FunCluster Algorithm



"FunCluster" is a genomic data analysis algorithm which performs functional analysis of  gene expression data obtained from cDNA microarray experiments. Besides automated functional annotation of gene expression data, FunCluster functional analysis aims to detect co-regulated biological processes through a specially designed clustering procedure involving biological annotations and gene expression data. FunCluster's functional analysis relies on Gene Ontology and KEGG annotations and is currently available for three organisms: Homo Sapiens, Mus Musculus and Saccharomyces Cerevisiae.
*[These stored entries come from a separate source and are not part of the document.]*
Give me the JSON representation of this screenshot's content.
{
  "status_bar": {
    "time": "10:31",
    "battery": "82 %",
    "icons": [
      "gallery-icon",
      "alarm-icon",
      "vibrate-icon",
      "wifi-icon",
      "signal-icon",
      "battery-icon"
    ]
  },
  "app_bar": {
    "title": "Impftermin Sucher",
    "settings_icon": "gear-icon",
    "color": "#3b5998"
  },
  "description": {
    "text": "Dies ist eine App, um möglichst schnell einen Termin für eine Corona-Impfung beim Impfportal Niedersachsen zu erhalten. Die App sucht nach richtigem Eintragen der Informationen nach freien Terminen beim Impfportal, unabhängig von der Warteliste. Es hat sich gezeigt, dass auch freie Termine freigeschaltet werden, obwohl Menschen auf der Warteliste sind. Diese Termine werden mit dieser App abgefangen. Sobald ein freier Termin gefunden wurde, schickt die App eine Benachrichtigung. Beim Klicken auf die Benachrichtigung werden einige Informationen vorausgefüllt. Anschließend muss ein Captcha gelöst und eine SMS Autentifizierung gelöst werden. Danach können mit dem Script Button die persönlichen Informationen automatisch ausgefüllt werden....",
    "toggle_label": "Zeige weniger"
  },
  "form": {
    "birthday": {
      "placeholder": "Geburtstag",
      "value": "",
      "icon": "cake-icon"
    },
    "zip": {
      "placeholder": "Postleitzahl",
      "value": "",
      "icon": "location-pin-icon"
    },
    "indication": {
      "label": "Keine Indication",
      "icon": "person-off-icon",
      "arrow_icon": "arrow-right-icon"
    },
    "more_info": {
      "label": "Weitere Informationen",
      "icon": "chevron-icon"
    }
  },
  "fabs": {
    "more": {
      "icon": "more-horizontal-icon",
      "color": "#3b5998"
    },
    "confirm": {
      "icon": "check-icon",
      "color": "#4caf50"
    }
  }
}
Clustering biological annotations and  gene expression data to identify

putatively co-regulated biological processes


Henegar C, Cancello R, Rome S, Vidal H, Clement K, Zucker JD


JBCB. 2006 Aug;4(4):833-52.


Functional profiling is a key step of microarray gene expression data analysis. Identifying co-regulated biological processes could help for better understanding of underlying biological interactions within the studied biological frame. RESULTS: We present herein an original approach designed to search for putatively co-regulated biological processes sharing a significant number of co-expressed genes. An R language implementation named "FunCluster" was built and tested on two gene expression data sets. A discriminatory functional analysis of the first data set, related to experiments performed on separated adipocytes and stroma vascular fraction cells of human white adipose tissue, highlighted the prevalent role of nonadipose cells in the synthesis of inflammatory and immunity molecules in human adiposity. On the second data set, resulting from a model investigating insulin coordinated regulation of gene expression in human skeletal muscle, FunCluster analysis spotlighted novel functional classes of putatively co-regulated biological processes related to protein metabolism and the regulation of muscular contraction.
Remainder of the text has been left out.